Zum Getränk aus „brandy, bitters, and sugar“ verweist Hoppe ebenfalls wie Herrig auf Fowlers „Southern Lights and Shadows“ von 1859 („F. S. L.“) [Fowler 1859, 53] und betont völlig richtig, dass der Text australische Verhältnisse wiedergibt. Skurril mutet indes an, dass er im Folgenden den Unterschied zum amerikanischen Cocktail herausstellt, der ein „Getränk aus Pfeffermünz“ sei. Mit den Cocktailbüchern, die bei Erscheinen des Supplement-Lexikons im Jahr 1871 vorlagen, lässt sich die Bemerkung nicht in Einklang bringen, da sie kein Cocktail-Rezept mit Minze bieten. In dem Roman „The Spy. A Tale of the Neutral Ground“ von James Fenimore Cooper, den Hoppe hier referenziert, geht es um die unter Mixographen berühmte Stelle über die kernige Wirtin Betty Flanagan, die den Cocktail 1780 während des amerikanischen Unabhängigkeitskriegs in Four Corners, das mit dem heutigen Elmsford, New York, identifiziert wird, erfunden haben soll. Das Buch stammt von 1821 und ist damit fast vier Jahrzehnte älter als Jerry Thomas‘ „Bar Tender’s Guide“. Es gilt als der erste Roman der amerikanischen Literatur, der in den just gegründeten Vereinigten Staaten spielt und zu internationaler Anerkennung kam. Die ersten Übersetzungen erschienen bereits wenige Jahre später.[2] In der deutschen Fassung von Carl Kolb aus dem Jahr 1841 lautet die fragliche Stelle wie folgt [Cooper 1822, 237 bzw. Cooper 1841]:

Added to these, Betty had the merit of being the inventor of that beverage which is so well known, at the present hour, to all the patriots who make a winter’s march between the commercial and political capitals of this great state, and which is distinguished by the name of »cock-tail.« Elizabeth Flanagan was peculiarly well qualified, by education and circumstances, to perfect this improvement in liquors, having been literally brought up on its principal ingredient, and having acquired from her Virginian customers the use of mint, from its flavor in a julep to its height of renown in the article in question.

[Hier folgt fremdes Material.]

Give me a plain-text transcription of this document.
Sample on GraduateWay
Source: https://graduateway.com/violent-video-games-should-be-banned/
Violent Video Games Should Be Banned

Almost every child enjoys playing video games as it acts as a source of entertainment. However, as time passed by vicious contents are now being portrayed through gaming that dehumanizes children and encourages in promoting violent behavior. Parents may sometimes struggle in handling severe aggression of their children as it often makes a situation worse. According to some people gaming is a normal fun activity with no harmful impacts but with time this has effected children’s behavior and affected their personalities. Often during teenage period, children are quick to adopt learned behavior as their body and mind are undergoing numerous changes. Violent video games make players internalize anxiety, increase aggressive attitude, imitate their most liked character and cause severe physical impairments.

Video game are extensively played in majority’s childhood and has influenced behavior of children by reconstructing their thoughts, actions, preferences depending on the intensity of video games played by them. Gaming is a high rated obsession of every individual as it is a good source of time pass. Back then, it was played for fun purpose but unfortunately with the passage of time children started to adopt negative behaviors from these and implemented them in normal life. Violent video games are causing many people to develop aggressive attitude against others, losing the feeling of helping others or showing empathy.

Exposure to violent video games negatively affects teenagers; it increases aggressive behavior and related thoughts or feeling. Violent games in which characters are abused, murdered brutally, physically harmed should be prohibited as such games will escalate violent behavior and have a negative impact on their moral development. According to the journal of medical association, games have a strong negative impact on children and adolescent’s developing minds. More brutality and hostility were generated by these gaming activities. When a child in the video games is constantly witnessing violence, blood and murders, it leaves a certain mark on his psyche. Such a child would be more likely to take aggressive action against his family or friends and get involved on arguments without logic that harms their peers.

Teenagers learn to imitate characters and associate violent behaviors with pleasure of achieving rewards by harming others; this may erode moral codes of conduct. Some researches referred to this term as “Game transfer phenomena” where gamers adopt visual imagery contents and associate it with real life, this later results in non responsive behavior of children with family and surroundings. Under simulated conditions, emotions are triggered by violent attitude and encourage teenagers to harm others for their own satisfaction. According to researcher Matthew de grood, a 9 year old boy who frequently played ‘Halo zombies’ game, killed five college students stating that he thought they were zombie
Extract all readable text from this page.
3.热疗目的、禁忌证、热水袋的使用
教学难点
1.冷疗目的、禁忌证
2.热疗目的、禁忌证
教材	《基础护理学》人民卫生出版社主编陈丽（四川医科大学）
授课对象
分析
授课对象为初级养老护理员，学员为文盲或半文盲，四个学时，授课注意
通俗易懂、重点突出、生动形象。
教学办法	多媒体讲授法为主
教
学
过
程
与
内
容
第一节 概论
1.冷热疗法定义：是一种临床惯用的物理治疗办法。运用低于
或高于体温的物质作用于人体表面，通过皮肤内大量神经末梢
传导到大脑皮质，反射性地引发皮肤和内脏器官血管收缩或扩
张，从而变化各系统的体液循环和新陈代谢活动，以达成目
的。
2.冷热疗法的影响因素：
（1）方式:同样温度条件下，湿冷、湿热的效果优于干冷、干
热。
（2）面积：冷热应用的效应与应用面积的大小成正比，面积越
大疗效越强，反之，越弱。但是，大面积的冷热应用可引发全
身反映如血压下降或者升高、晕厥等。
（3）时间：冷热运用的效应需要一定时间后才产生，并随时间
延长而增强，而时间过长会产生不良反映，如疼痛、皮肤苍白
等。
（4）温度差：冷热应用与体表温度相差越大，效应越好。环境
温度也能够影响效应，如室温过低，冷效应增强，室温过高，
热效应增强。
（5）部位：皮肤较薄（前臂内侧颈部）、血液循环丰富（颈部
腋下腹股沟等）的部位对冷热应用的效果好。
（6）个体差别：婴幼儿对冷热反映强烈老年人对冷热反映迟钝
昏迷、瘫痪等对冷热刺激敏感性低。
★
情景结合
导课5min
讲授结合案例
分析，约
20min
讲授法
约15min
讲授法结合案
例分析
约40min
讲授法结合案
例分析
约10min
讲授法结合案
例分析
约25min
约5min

Hiezu kommt noch, daß Betty das Verdienst hatte, die Erfinderin jenes Getränkes zu seyn, welches bis auf die gegenwärtige Stunde allen Patrioten, welche eine Winterreise zwischen den Haupt- und Handelsstädten dieses großen Staates machen, unter dem bezeichnenden Namen Cocktail (Hahnenschwanz) bekannt ist. Elisabeth Flanagan war sowohl durch ihre Erziehung, als durch andere Umstände ausgezeichnet geeignet, diese Verbesserung des Branntweins in höchster Vollkommenheit in’s Werk zu setzen, denn einmal war sie buchstäblich in fleißiger Benützung des Hauptbestandtheils ihrer Erfindung aufgewachsen, und dann hatte ihre Bekanntschaft mit den Virginiern sie auf den Wohlschmack, welchen die Münze den Kühltränken verleiht, aufmerksam gemacht, wodurch sie in den Stand gesetzt wurde, durch eine weise Verbindung dieser Elemente den fraglichen Artikel erst recht zu seiner Berühmtheit zu bringen.

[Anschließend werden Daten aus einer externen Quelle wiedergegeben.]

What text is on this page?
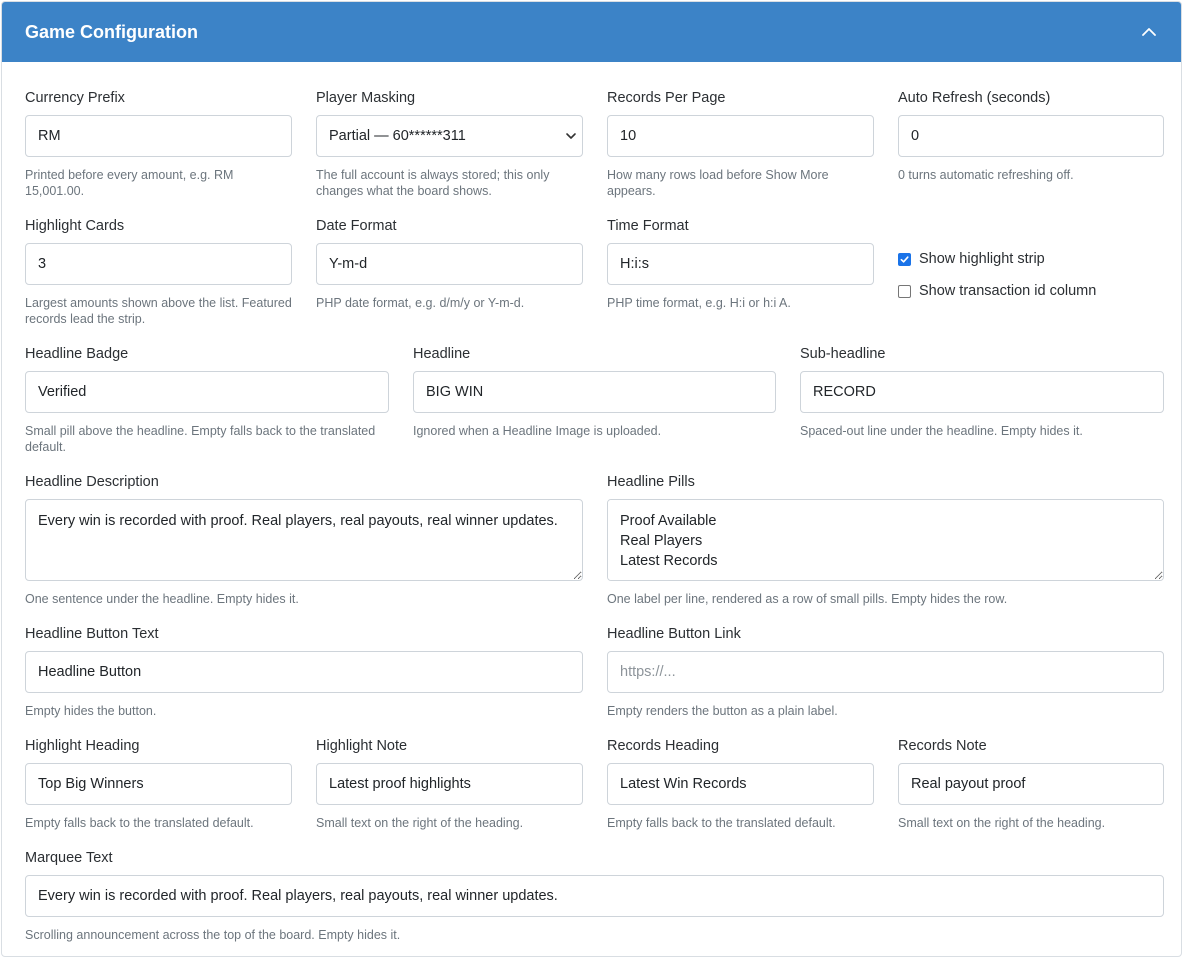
Game Configuration
Currency Prefix
RM
Printed before every amount, e.g. RM 15,001.00.
Player Masking
Partial — 60******311
The full account is always stored; this only changes what the board shows.
Records Per Page
10
How many rows load before Show More appears.
Auto Refresh (seconds)
0
0 turns automatic refreshing off.
Highlight Cards
3
Largest amounts shown above the list. Featured records lead the strip.
Date Format
Y-m-d
PHP date format, e.g. d/m/y or Y-m-d.
Time Format
H:i:s
PHP time format, e.g. H:i or h:i A.
Show highlight strip
Show transaction id column
Headline Badge
Verified
Small pill above the headline. Empty falls back to the translated default.
Headline
BIG WIN
Ignored when a Headline Image is uploaded.
Sub-headline
RECORD
Spaced-out line under the headline. Empty hides it.
Headline Description
Every win is recorded with proof. Real players, real payouts, real winner updates.
One sentence under the headline. Empty hides it.
Headline Pills
Proof Available Real Players Latest Records
One label per line, rendered as a row of small pills. Empty hides the row.
Headline Button Text
Headline Button
Empty hides the button.
Headline Button Link
https://...
Empty renders the button as a plain label.
Highlight Heading
Top Big Winners
Empty falls back to the translated default.
Highlight Note
Latest proof highlights
Small text on the right of the heading.
Records Heading
Latest Win Records
Empty falls back to the translated default.
Records Note
Real payout proof
Small text on the right of the heading.
Marquee Text
Every win is recorded with proof. Real players, real payouts, real winner updates.
Scrolling announcement across the top of the board. Empty hides it.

Erfreuen wir uns kurz daran, dass der „Cocktail“ in einem deutschen Buch bereits 1841, also vierzig Jahre vor Harry Johnson, als Getränk Erwähnung findet. Die einzige ältere Übersetzung, die zu bekommen war, bietet „Hahnenschwänzel“ ohne Wiedergabe der englischen Vokabel [Cooper 1826, 80]. Der Julep ist bekannt und auch der Umstand, dass die Mint-Variante ihren Ursprung in Virginia hat, hat Cooper richtig wiedergegeben [Wondrich & Rothbaum 2022, 398]. Es wäre nun ein Leichtes, den Kopf darüber zu schütteln, dass er die Minze („Münze“) von dem einen auf das andere übertragen hat, und noch mehr darüber, dass Hoppe diese Episode aus einem Roman als historische Quelle für sein Lexikon behandelt hat.

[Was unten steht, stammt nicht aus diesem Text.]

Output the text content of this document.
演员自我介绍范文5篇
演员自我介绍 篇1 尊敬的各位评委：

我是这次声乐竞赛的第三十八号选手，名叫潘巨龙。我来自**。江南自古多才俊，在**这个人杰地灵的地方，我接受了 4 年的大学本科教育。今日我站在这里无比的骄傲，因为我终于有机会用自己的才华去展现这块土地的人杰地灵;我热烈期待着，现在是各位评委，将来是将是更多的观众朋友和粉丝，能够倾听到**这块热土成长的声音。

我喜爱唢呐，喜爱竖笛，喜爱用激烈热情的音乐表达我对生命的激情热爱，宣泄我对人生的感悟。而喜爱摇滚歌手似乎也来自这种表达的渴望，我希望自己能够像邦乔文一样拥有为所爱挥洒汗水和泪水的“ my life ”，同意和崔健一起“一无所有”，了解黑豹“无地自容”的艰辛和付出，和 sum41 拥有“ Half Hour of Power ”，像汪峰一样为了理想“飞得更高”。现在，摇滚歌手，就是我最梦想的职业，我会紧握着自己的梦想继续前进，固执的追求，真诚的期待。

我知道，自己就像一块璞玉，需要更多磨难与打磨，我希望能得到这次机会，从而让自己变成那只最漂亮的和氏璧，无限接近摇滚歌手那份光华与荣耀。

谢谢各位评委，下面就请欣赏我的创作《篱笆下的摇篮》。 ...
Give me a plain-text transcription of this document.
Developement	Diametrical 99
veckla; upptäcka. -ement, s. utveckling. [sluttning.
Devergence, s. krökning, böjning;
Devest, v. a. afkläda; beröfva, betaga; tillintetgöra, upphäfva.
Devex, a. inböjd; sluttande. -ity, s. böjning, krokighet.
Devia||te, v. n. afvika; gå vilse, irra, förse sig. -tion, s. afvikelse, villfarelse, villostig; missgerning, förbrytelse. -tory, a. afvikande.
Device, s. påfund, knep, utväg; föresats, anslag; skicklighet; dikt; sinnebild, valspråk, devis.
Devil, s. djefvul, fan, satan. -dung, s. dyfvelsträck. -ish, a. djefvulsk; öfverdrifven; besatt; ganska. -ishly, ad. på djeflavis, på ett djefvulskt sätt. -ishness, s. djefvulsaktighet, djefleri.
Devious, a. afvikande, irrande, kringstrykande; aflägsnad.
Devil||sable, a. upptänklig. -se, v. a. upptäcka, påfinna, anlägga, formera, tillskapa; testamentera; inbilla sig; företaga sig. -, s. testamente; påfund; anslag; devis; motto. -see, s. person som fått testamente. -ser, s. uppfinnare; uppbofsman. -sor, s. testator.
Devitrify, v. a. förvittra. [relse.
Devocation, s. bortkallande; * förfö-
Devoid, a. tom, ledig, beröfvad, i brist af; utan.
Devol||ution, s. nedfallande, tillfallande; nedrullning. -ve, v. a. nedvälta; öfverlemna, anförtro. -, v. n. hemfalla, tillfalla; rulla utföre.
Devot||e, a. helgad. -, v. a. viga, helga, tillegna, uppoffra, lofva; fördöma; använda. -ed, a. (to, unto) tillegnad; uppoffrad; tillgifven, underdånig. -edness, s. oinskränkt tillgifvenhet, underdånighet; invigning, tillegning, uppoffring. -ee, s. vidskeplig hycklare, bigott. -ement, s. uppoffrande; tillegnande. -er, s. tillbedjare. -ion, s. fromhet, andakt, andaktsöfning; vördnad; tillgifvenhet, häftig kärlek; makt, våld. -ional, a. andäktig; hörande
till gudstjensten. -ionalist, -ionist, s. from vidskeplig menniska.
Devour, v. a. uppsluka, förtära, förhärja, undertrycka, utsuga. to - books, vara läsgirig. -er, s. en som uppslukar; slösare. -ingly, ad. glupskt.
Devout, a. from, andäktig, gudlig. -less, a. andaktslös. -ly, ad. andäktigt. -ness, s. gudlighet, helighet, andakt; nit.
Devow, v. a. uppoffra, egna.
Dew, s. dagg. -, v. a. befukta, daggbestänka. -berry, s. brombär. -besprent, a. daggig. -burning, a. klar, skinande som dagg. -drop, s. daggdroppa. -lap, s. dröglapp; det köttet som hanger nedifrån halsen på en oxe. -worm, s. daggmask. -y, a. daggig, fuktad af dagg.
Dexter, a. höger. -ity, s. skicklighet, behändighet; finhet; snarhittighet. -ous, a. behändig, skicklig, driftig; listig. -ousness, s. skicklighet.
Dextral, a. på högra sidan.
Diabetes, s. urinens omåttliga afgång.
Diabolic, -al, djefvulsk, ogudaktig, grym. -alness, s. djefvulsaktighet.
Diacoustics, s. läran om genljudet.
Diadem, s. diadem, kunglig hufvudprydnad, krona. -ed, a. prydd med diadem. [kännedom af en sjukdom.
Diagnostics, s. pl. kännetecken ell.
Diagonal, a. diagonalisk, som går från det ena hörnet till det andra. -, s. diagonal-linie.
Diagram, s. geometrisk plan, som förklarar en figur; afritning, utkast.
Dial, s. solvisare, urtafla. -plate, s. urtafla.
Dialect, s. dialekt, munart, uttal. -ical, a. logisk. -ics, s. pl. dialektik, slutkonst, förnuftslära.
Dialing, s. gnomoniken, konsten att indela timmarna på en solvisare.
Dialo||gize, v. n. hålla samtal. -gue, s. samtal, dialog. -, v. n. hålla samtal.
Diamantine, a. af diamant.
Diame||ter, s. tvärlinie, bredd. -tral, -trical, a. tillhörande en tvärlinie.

Das ist methodisch sicher nicht sauber, aber David Wondrich hat gezeigt, dass die Figur Betty Flanagan möglicherweise ein historisches Vorbild hat. Bereits in den 1870ern hatte die amerikanische Presse eine lokale Tradition, aus Lewiston, New York, ca. 630 km nordwestlich von Elmsford aufgegriffen, die Coopers Romanwirtin mit einer Catherine „Kitty“ Hustler identifizierte. Diese hatte 1777 in Philadelphia ihren Mann Thomas geheiratet, der bis 1802 in der Kontinentalarmee für die Unabhängigkeit von der britischen Krone kämpfte. Danach waren beide an der Gründung der Ortschaft Lewiston am Ufer des weit entfernten Niagara-Flusses beteiligt und betrieben dort eine Taverne. Möglicherweise hat Cooper dort 1809 übernachtet, als er Teil einer Expedition unter Kapitän M. T. Woolsey auf dem Lake Ontario war, Jahre bevor er begann, „The Spy“ zu schreiben.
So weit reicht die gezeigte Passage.